Although it was a little expensive to get there, I spent only a short time in Harbin. One day was spent getting to it, the next day was spent seeing its old downtown area, and the next day was spent traveling away from it. Had I spent a few more days there I might have been able to see the somewhat nearby nature preserve (apparently it has some Siberian tigers) or the WWII war crimes site (where Japanese soldiers perpetrated Menegele-like experiments on Chinese people), assuming I could have figured out how to get there. I had my hands full just trying to figure out how to get to/from the airport. Harbin does seem to get a lot of foreign travelers (especially from Japan, Korea, and Russia) but since most of them are likely business people traveling with expense accounts, they are charged accordingly. As a result I didn't find Harbin a particularly affordable place, although the taxis may have been a bit cheaper there than in other cities in China.
In any case, the rule of thumb for sane traveling is that travel days are travel days, and nothing else should be expected from them. The traveling is enough of an adventure itself. On this occasion I woke up in Harbin very early to catch a cab to the CAAC hotel, from where I caught the airport bus, which got me to the airport ridiculously early for my flight to Beijing, where I had to figure out yet another airport bus and then find my hotel. It all worked (correct bus line was boarded, hotel was located) but it was kind of messy. Beijing is supposed to get an airport train in time for the Olympics, and it really needs it. The city is just way too massive and teeming to easily insert yourself into without some infrastructure to help pry it open for you.
I'd thought I had it pretty well worked out though. My hotel was near the train station, Beijing Zhan, which my guidebook said the airport bus stopped at, and I had the address written in Chinese characters (necessary if you need to hail a cab). But I didn't know where it was exactly with respect to the train station, and I also underestimated just how spread out things in Beijing are. It was sort of like Warsaw in that respect, where small blocks on my guidebook's map were actually 1/2 a kilometer long... I stumbled off the bus when it reached its apparent (final?) stop somewhere slightly west of the train station. Prevented from reaching the sidewalk by all sorts of gates and barriers, I ended up walking in the street (a pretty big street) towards the station entrance, thinking I could find a cab there to take me the rest of the way since I didn't have the slightest idea where to go. The problem was that I couldn't find the taxi stand. Buses, cars, bikes, tuk-tuks, taxis, and throngs of people all converged in front of the station in a confused mess, and I couldn't see any pattern to it that would indicate where taxis might be queuing. It turns out there was a taxi stand a bit further on, but I had already given up and hailed the first one I saw, thereby apparently forcing him to get dispensation from the monitoring police to pick up this unauthorized fare. It was a quick 10 yuan for him though, because after making the next right, and then the next right after that, we quickly arrived at my apparently walking-distance hotel. I was a little nervous upon arrival, though. I expected it to be on some big street; but instead it was tucked off of a little lane behind the train station. But it was fine. The hotel itself was fairly new, and there was nothing wrong or unsafe with the neighborhood. On closer inspection it all seemed pretty residential.

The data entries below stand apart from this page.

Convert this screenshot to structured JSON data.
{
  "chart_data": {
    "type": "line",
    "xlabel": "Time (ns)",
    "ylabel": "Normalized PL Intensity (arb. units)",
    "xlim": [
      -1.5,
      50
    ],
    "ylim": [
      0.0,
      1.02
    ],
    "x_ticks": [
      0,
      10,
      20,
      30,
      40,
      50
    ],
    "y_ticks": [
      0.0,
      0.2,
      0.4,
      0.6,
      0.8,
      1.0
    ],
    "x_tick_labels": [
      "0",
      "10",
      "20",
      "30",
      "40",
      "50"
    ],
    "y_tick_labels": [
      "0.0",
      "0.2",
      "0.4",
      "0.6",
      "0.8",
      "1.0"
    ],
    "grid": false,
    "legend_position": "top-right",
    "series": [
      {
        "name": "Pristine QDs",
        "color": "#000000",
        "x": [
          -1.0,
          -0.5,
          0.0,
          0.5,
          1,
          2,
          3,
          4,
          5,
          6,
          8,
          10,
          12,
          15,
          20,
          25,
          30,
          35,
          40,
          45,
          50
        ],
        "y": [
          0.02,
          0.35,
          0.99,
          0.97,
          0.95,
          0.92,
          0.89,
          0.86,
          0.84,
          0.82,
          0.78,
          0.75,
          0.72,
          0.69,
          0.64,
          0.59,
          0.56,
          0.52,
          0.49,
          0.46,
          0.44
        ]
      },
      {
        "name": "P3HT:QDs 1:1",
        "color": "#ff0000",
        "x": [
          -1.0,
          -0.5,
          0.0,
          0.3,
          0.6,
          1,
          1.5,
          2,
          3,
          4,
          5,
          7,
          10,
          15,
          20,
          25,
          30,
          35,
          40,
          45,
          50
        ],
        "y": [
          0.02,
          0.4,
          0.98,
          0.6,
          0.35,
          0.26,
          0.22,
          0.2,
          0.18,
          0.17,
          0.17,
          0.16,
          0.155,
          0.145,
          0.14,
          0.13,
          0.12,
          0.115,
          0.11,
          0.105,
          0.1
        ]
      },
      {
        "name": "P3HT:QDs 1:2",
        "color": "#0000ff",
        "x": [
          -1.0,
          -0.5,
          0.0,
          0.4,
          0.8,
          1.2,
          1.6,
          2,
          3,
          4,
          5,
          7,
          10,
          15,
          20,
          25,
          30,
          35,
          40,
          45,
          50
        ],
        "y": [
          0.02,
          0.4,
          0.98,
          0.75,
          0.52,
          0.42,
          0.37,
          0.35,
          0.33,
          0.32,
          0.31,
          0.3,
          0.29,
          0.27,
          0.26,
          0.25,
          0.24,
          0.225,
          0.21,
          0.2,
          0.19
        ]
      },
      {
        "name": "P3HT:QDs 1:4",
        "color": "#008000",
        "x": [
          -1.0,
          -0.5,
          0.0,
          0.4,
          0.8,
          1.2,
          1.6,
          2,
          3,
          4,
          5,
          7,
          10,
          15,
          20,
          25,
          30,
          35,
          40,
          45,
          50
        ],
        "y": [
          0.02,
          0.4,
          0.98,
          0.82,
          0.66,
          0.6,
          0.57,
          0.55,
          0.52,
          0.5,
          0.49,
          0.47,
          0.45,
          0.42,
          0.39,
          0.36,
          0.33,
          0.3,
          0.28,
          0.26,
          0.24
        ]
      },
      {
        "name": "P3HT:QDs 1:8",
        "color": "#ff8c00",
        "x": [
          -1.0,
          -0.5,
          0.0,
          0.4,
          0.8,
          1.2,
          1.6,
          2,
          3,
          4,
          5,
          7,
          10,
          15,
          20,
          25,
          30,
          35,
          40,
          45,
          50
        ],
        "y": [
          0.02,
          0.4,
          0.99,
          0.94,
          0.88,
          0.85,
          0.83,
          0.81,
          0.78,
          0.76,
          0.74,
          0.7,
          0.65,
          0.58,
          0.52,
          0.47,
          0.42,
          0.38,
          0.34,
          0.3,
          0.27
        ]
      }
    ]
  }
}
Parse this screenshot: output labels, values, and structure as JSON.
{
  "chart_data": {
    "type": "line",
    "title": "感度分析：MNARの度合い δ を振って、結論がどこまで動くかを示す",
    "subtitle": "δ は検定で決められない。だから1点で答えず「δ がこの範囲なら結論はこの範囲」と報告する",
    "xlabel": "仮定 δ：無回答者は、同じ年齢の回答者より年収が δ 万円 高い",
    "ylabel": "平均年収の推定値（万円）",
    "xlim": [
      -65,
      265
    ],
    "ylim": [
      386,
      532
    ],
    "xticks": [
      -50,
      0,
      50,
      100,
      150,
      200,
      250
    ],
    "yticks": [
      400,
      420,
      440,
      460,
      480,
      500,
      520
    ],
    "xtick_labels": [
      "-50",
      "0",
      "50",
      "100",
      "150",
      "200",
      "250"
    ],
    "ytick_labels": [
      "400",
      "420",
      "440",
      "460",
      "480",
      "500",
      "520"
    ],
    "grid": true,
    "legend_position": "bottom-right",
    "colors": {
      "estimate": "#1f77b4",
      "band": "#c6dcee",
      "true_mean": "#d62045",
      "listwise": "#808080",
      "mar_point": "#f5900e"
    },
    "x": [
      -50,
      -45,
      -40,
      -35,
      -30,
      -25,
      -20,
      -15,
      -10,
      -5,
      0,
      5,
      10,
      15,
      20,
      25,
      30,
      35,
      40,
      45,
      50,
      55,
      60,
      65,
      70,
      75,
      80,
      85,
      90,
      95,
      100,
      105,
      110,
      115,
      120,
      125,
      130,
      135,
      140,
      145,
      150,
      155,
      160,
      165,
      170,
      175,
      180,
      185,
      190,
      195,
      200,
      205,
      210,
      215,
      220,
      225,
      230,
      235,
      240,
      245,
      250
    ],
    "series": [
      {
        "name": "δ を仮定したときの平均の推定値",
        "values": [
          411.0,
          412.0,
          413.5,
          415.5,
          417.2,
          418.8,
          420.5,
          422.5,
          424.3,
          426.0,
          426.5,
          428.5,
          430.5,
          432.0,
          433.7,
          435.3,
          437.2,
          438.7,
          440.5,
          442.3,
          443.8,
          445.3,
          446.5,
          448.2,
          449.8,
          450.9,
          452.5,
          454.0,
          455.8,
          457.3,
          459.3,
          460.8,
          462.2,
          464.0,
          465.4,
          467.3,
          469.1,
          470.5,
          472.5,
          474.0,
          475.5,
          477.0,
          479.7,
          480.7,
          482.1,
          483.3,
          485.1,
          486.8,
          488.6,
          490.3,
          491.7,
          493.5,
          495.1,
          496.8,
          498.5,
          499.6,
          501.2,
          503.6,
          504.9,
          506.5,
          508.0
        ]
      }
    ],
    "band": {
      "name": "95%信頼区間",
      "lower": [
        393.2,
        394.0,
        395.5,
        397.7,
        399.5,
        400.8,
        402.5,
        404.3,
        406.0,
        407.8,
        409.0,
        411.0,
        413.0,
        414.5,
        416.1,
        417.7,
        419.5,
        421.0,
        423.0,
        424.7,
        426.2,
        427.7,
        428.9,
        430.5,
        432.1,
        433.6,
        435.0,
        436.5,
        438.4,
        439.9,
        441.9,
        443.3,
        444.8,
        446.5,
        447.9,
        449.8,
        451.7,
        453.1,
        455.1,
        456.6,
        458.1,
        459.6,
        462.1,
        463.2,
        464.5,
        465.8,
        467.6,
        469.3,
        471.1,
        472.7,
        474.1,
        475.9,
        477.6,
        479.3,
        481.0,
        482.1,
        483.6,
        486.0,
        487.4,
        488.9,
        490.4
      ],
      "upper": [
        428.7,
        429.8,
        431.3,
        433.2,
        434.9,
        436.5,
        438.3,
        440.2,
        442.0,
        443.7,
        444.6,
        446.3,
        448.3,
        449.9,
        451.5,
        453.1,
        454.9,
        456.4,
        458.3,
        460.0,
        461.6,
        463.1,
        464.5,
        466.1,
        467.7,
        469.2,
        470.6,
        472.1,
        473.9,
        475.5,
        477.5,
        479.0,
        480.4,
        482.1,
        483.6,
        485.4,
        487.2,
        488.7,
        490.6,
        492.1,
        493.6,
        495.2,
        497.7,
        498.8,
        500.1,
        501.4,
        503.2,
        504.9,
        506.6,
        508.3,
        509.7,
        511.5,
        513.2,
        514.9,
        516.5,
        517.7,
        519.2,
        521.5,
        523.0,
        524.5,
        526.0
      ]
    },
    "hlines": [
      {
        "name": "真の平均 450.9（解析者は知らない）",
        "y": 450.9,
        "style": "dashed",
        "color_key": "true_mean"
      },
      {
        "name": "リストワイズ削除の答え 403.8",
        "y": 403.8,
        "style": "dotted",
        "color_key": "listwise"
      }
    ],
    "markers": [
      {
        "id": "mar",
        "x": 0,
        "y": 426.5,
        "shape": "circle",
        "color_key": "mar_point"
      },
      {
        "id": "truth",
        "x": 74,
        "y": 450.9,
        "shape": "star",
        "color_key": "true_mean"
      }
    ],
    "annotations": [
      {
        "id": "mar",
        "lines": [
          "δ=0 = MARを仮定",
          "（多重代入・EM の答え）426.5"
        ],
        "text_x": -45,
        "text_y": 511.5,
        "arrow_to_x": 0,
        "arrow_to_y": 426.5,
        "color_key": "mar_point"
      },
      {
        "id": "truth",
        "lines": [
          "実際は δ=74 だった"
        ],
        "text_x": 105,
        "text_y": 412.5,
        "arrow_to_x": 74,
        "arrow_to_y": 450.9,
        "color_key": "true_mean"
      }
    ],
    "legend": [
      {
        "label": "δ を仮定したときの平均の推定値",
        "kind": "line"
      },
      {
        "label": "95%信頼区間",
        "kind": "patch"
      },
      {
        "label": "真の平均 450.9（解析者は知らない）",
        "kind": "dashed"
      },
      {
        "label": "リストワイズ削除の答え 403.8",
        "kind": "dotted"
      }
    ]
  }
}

The hotel is the yellow building on the left.

It had an interior courtyard done Roman-style.

The inside of the second room.
The room I had booked wasn't ready when I checked in so they gave me a different room for the first night. Conveniently, this room had a computer with Internet access in it, so I spent the rest of the evening putzing around with it. But not before making my way back to the station to pick up some dinner from the KFC in it. KFC in China is ubiquitous, possibly even more ubiquitous than McDonalds. And I think it's safe to say that there are more public portraits of the Colonel hanging up around China these days than Chairman Mao. Why even on this evening I had a choice about going to this KFC, or the one across the street...
But the cross-section of people I had to wander through in the plaza in front of the station seemed like a representative sample of today's China. There were travelers of all stripes (mostly Chinese but some Western), commuters, peasants, police, vendors, people with suitcases, people with bundles and boxes. Rich China, poor China, new China, old China. It's a country in transition, and that evening on the Beijing Zhan plaza was a window into it.